Inner strength is often a metaphor for depicting style and fashion.
Vivienne Hu chose to give her styles at New York Fashion Week (NYFW) SS17 a tribute to the strength of New Yorkers following the 9/11 attacks. The message was to convey that women stand together as strong and independent. However, what the collection more aptly represented was the diversity of New York, given that it included a melting pot of different styles and cuts.
This was one show which did not follow a certain theme or trend, but was more a collection of stylish and interestingly cut styles that the modern woman could pull off with ease. It reflected Vivienne Hu’s diverse life experiences of having worked in invest banking, and quotably felt her transition to fashion was one that involved “European classic elegance, New York urban glamor and Asian exoticism.”

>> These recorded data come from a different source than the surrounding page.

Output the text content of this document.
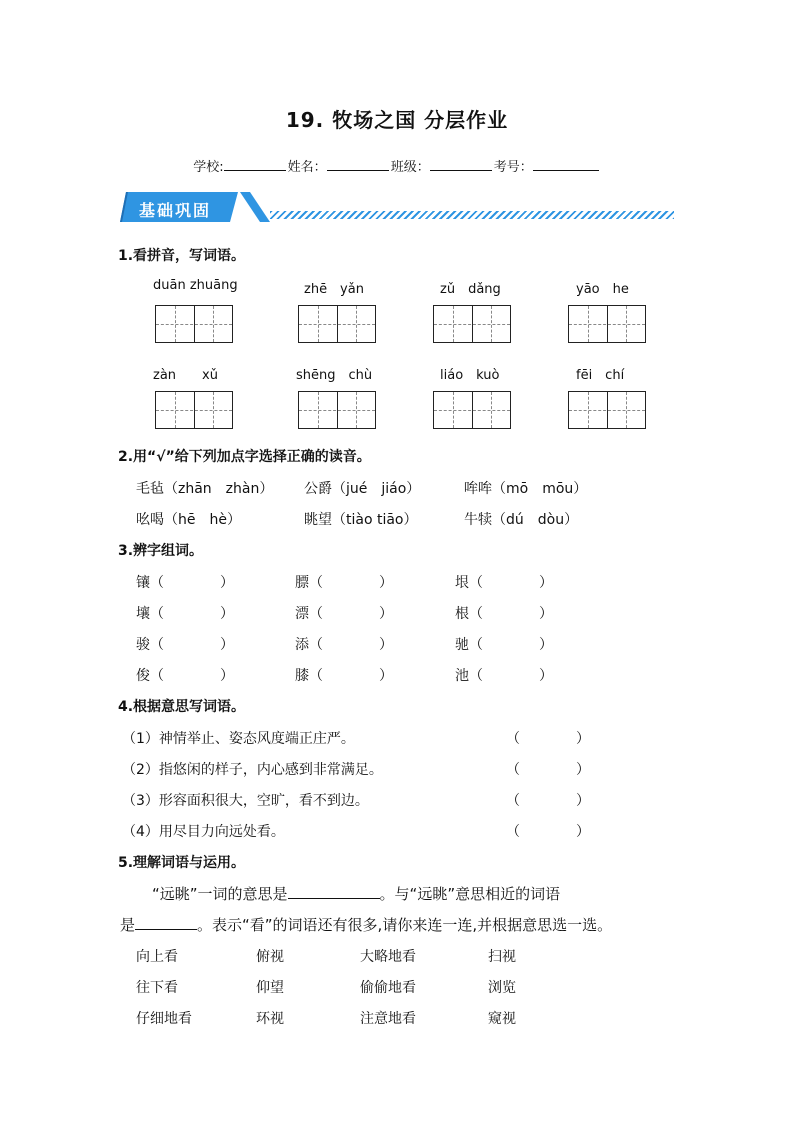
19. 牧场之国 分层作业
学校:	姓名：	班级：	考号：
基础巩固
1.看拼音，写词语。
duān zhuāng	zhē　yǎn	zǔ　dǎng	yāo　he
zàn　　xǔ	shēng　chù	liáo　kuò	fēi　chí
2.用“√”给下列加点字选择正确的读音。
毛毡（zhān　zhàn） 公爵（jué　jiáo）	哞哞（mō　mōu）
吆喝（hē　hè）	眺望（tiào tiāo）	牛犊（dú　dòu）
3.辨字组词。
镶（　　　　）	膘（　　　　）	垠（　　　　）
壤（　　　　）	漂（　　　　）	根（　　　　）
骏（　　　　）	添（　　　　）	驰（　　　　）
俊（　　　　）	膝（　　　　）	池（　　　　）
4.根据意思写词语。
（1）神情举止、姿态风度端正庄严。	（　　　　）
（2）指悠闲的样子，内心感到非常满足。	（　　　　）
（3）形容面积很大，空旷，看不到边。	（　　　　）
（4）用尽目力向远处看。	（　　　　）
5.理解词语与运用。
“远眺”一词的意思是	。与“远眺”意思相近的词语
是	。表示“看”的词语还有很多,请你来连一连,并根据意思选一选。
向上看	俯视	大略地看	扫视
往下看	仰望	偷偷地看	浏览
仔细地看	环视	注意地看	窥视
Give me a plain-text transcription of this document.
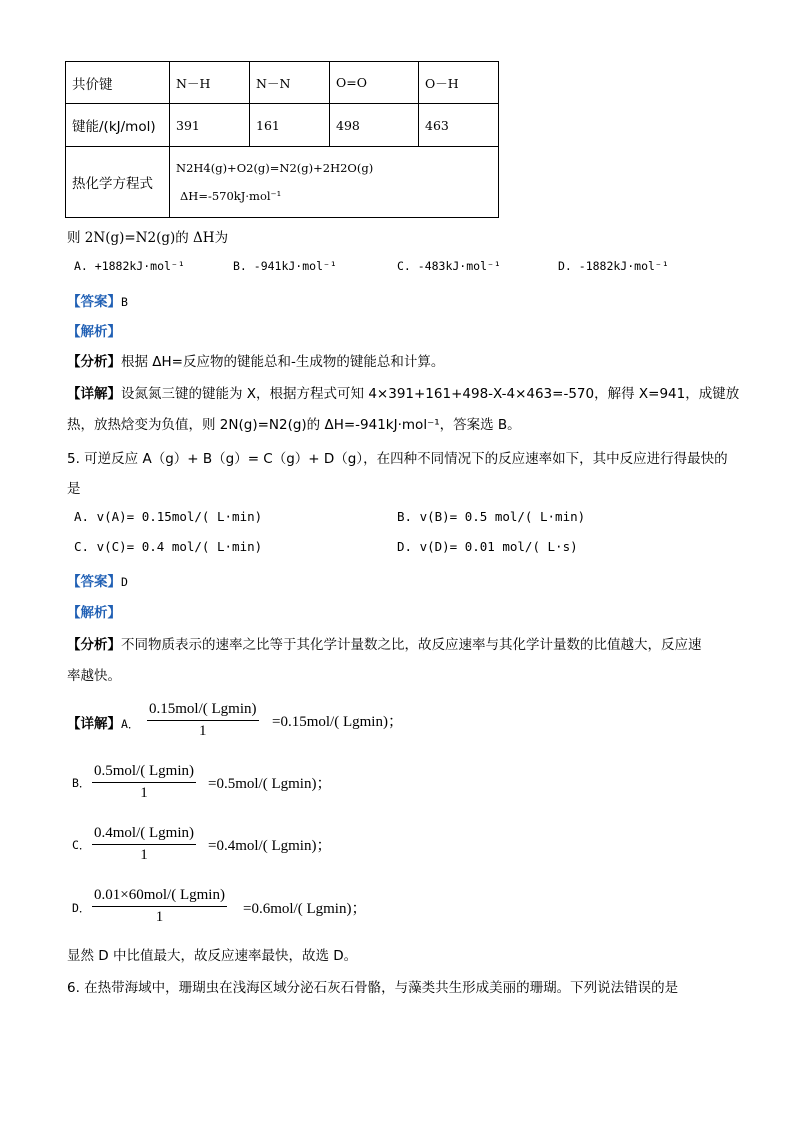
共价键	N－H	N－N	O=O	O－H
键能/(kJ/mol)	391	161	498	463
热化学方程式	N2H4(g)+O2(g)=N2(g)+2H2O(g)
ΔH=-570kJ·mol⁻¹			
则 2N(g)=N2(g)的 ΔH为
A. +1882kJ·mol⁻¹	B. -941kJ·mol⁻¹	C. -483kJ·mol⁻¹	D. -1882kJ·mol⁻¹
【答案】B
【解析】
【分析】根据 ΔH=反应物的键能总和-生成物的键能总和计算。
【详解】设氮氮三键的键能为 X，根据方程式可知 4×391+161+498-X-4×463=-570，解得 X=941，成键放
热，放热焓变为负值，则 2N(g)=N2(g)的 ΔH=-941kJ·mol⁻¹，答案选 B。
5. 可逆反应 A（g）+ B（g）= C（g）+ D（g），在四种不同情况下的反应速率如下，其中反应进行得最快的
是
A. v(A)= 0.15mol/( L·min)	B. v(B)= 0.5 mol/( L·min)
C. v(C)= 0.4 mol/( L·min)	D. v(D)= 0.01 mol/( L·s)
【答案】D
【解析】
【分析】不同物质表示的速率之比等于其化学计量数之比，故反应速率与其化学计量数的比值越大，反应速
率越快。
【详解】A．
0.15mol/( Lgmin)
1
=0.15mol/( Lgmin)；
B．
0.5mol/( Lgmin)
1
=0.5mol/( Lgmin)；
C．
0.4mol/( Lgmin)
1
=0.4mol/( Lgmin)；
D．
0.01×60mol/( Lgmin)
1	=0.6mol/( Lgmin)；
显然 D 中比值最大，故反应速率最快，故选 D。
6. 在热带海域中，珊瑚虫在浅海区域分泌石灰石骨骼，与藻类共生形成美丽的珊瑚。下列说法错误的是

In that respect, there were several standouts. The floral and lace mesh loose fit jackets, tight fitting jumpsuits and mesh paneled pants were easy to envision being sold out in retail. White oversized sleeps and bodices supplemented the slimming outfits well.
The floral print theme was laced with a window-pane check overlay, and used in a crop-top with high waisted skirts, matching skirts, backless dresses, and often paired with Gladiator shoes. The art of using the same printed fabrics in different styles repeated itself for the duration of the show, showcasing versatility and retail minded sharpness for the spring season.

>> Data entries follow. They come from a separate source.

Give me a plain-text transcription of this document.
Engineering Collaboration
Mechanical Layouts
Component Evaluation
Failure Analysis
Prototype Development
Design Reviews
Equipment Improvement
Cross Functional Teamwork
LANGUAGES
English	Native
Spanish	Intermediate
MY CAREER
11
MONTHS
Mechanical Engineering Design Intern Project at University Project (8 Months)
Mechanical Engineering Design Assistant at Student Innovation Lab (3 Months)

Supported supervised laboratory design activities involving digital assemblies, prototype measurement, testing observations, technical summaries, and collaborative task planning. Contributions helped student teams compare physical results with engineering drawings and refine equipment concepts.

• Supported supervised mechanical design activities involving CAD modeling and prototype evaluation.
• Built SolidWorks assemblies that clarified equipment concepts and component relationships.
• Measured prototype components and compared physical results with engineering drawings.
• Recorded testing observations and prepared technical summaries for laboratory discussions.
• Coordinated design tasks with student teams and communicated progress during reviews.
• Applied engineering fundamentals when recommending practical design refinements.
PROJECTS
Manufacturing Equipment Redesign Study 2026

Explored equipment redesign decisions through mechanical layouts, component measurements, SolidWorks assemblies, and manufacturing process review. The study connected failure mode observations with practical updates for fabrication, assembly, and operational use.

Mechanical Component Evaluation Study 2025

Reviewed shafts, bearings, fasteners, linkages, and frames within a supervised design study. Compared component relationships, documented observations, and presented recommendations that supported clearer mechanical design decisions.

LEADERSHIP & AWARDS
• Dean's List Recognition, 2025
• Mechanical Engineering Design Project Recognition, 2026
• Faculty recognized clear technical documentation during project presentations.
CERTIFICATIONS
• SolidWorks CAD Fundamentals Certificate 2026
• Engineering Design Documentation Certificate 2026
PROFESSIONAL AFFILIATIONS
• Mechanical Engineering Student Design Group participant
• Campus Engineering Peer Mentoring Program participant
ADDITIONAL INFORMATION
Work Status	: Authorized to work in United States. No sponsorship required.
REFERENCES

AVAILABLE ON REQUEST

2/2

With a former love for the orange hue, I enjoyed its rather collegiate pairing with a teal blue in several outfits, usually as stripes on dresses or shorts. However a very elegant polka dotted blouse with a flowing orange skirt, while not fitting with the preceding looks, was an eye soother.

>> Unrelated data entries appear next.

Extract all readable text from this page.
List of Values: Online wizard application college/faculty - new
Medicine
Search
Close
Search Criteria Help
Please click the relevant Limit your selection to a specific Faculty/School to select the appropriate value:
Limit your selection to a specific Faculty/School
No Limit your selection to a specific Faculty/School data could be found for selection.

Borrowing from menswear silhouettes were a string of looks in military green, thus continuing the trend of gender neutral inspired clothing. A mixed silk trench-coat and trench-dress were offset by a belted dress complete with men’s style breast pockets. Naturally, the color gave itself well to feminine styles in sheer, too.
A more abstract set of prints in tile hues reminded me of Middle Eastern tile prints, and showed up in belted sweaters, trench-coat-dresses, dungaree-styles dresses and waistcoat style outerwear. The inspiration from menswear cuts was evident, but when paired with short dresses or shorts, made the looks very feminine. A favorite here was a blue and print contrast matching cropped sweater with loose capris, where the contrast on the oversized breast pockets and rear pockets made for a whimsical, playful departure from dainty elegance.
A series of unrelated looks in sky blue and white ended the show, with a blazer and shorts looks sans shirt gathering many obvious eyeballs. Vivienne Hu brought back the trend of utilizing belts in contrasting hues (white on blue, brown on green) to add a slimming element on well toned waistlines. Plus, this enabled the models to indirectly heighten or lower what they perceived to be their waistline for the look, which offered versatility.
While erratic in its theme, the collection offered looks for a plethora of women from different walks of life, and reflected on Vivienne Hu’s own diverse background. Akin to a professional, and cultural, melting pot.